S’il y a bien un réalisateur qui ne travaillera jamais avec une plateforme de streaming, c’est bien Francis Ford Coppola. L’homme de 86 ans est profondément attaché au cinéma et à l’expérience dans la salle obscure, au point de refuser l’exploitation de son dernier film de science-fiction à la télévision.
En 2024, le réalisateur du Parrain et d'Apocalypse Now vient en effet présenter aux Cannois, un titre dont il a rêvé depuis une quarantaine d’années et qu’il a financé lui-même à hauteur de 120 millions de dollars : Megalopolis.
Un film de science-fiction qui a divisé
Megalopolis est une épopée romaine dans une Amérique moderne imaginaire en pleine décadence. La ville de New Rome doit absolument changer, ce qui crée un conflit majeur entre César Catilina (Adam Driver), artiste de génie ayant le pouvoir d’arrêter le temps, et le maire archi-conservateur Franklyn Cicero (Giancarlo Esposito).

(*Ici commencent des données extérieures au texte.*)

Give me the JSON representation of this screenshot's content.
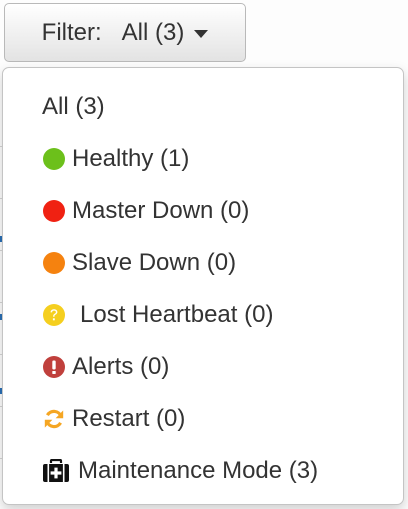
{
  "filter_button": {
    "prefix": "Filter:",
    "value": "All (3)"
  },
  "menu": {
    "items": [
      {
        "label": "All (3)",
        "icon": "none"
      },
      {
        "label": "Healthy (1)",
        "icon": "green-dot-icon",
        "color": "#6cc01b"
      },
      {
        "label": "Master Down (0)",
        "icon": "red-dot-icon",
        "color": "#f02112"
      },
      {
        "label": "Slave Down (0)",
        "icon": "orange-dot-icon",
        "color": "#f5820f"
      },
      {
        "label": "Lost Heartbeat (0)",
        "icon": "question-circle-icon",
        "color": "#f5cf1f"
      },
      {
        "label": "Alerts (0)",
        "icon": "exclamation-circle-icon",
        "color": "#c0403c"
      },
      {
        "label": "Restart (0)",
        "icon": "refresh-icon",
        "color": "#f5a623"
      },
      {
        "label": "Maintenance Mode (3)",
        "icon": "medkit-icon",
        "color": "#111111"
      }
    ]
  }
}
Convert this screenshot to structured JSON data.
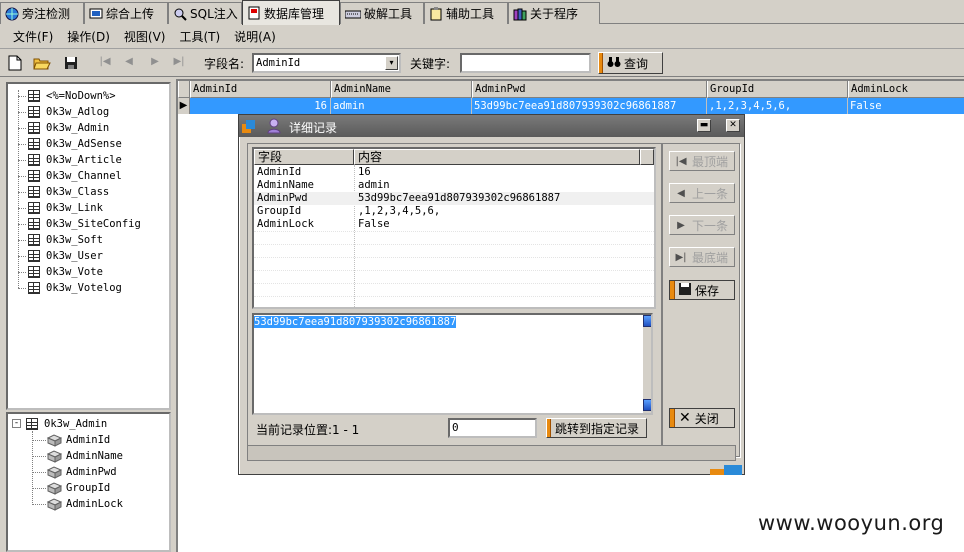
{
  "tabs": [
    {
      "label": "旁注检测",
      "icon": "globe-icon"
    },
    {
      "label": "综合上传",
      "icon": "monitor-icon"
    },
    {
      "label": "SQL注入",
      "icon": "magnifier-icon"
    },
    {
      "label": "数据库管理",
      "icon": "database-icon"
    },
    {
      "label": "破解工具",
      "icon": "keyboard-icon"
    },
    {
      "label": "辅助工具",
      "icon": "clipboard-icon"
    },
    {
      "label": "关于程序",
      "icon": "books-icon"
    }
  ],
  "menu": [
    "文件(F)",
    "操作(D)",
    "视图(V)",
    "工具(T)",
    "说明(A)"
  ],
  "toolbar": {
    "field_label": "字段名:",
    "field_value": "AdminId",
    "keyword_label": "关键字:",
    "keyword_value": "",
    "query_label": "查询"
  },
  "tables": [
    "<%=NoDown%>",
    "0k3w_Adlog",
    "0k3w_Admin",
    "0k3w_AdSense",
    "0k3w_Article",
    "0k3w_Channel",
    "0k3w_Class",
    "0k3w_Link",
    "0k3w_SiteConfig",
    "0k3w_Soft",
    "0k3w_User",
    "0k3w_Vote",
    "0k3w_Votelog"
  ],
  "columns_tree": {
    "table": "0k3w_Admin",
    "columns": [
      "AdminId",
      "AdminName",
      "AdminPwd",
      "GroupId",
      "AdminLock"
    ]
  },
  "grid": {
    "headers": [
      "AdminId",
      "AdminName",
      "AdminPwd",
      "GroupId",
      "AdminLock"
    ],
    "row": [
      "16",
      "admin",
      "53d99bc7eea91d807939302c96861887",
      ",1,2,3,4,5,6,",
      "False"
    ]
  },
  "dialog": {
    "title": "详细记录",
    "list_headers": [
      "字段",
      "内容"
    ],
    "rows": [
      {
        "field": "AdminId",
        "value": "16"
      },
      {
        "field": "AdminName",
        "value": "admin"
      },
      {
        "field": "AdminPwd",
        "value": "53d99bc7eea91d807939302c96861887"
      },
      {
        "field": "GroupId",
        "value": ",1,2,3,4,5,6,"
      },
      {
        "field": "AdminLock",
        "value": "False"
      }
    ],
    "selected_value": "53d99bc7eea91d807939302c96861887",
    "nav_buttons": {
      "first": "最顶端",
      "prev": "上一条",
      "next": "下一条",
      "last": "最底端"
    },
    "save_label": "保存",
    "close_label": "关闭",
    "position_label": "当前记录位置:1 - 1",
    "jump_value": "0",
    "jump_label": "跳转到指定记录"
  },
  "watermark": "www.wooyun.org",
  "colors": {
    "selection": "#3399ff",
    "accent": "#e88a10",
    "title_bar": "#6a6a6a"
  }
}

Le premier rêve d’un avenir utopique idéal alors que le second reste très attaché à un statu quo régressif protecteur de la cupidité, des privilèges et des milices privées. La fille du maire et jet-setteuse Julia Cicero (Nathalie Emmanuel), amoureuse de César Catilina, est tiraillée entre les deux hommes et devra découvrir ce qui lui semble le meilleur pour l’avenir de l’humanité.
Malgré toute la volonté de son réalisateur et de son équipe, Megalopolis est loin d’avoir convaincu la presse et les spectateurs. Avec une note de 2 sur 5 sur AlloCiné, le drame de science-fiction a été jugé brillant par certains et grotesque par les autres. Mais ce sont les chiffres du box-office qui ont mis le dernier clou au cercueil puisqu’il a enregistré une perte sèche de 75 millions de dollars …
Francis Ford Coppola dit non
Si un film n’a pas performé au cinéma, les studios ont une autre alternative pour faire du chiffre : son exploitation en DVD, VOD ou sur les plateformes de streaming. Un procédé contre lequel se serait battu Francis Ford Coppola, si l’on en croit les différents médias américains.
D’après Deadline par exemple, le cinéaste aurait refusé plusieurs partenariats avec des distributeurs européens, pour empêcher l’arrivée du long-métrage sur des catalogues. “Je veux avoir les droits dessus. Ce ne m’intéresse pas de les vendre à quelqu’un d’autres. Je veux pouvoir tout contrôler”, aurait-il déclaré.
Ainsi, aux Etats-Unis, le drame de science-fiction n’a pas été édité en DVD non plus, toujours à la demande du metteur en scène. Son argument ? “Le film est toujours visible au cinéma”.
A l’heure actuelle, soit un an après la sortie du film au cinéma, Megalopolis n’est disponible en France que sur le catalogue de Canal+ (qui est partenaire du Festival de Cannes où le film a été projeté) via un abonnement. Le public français peut donc s’estimer “heureux”.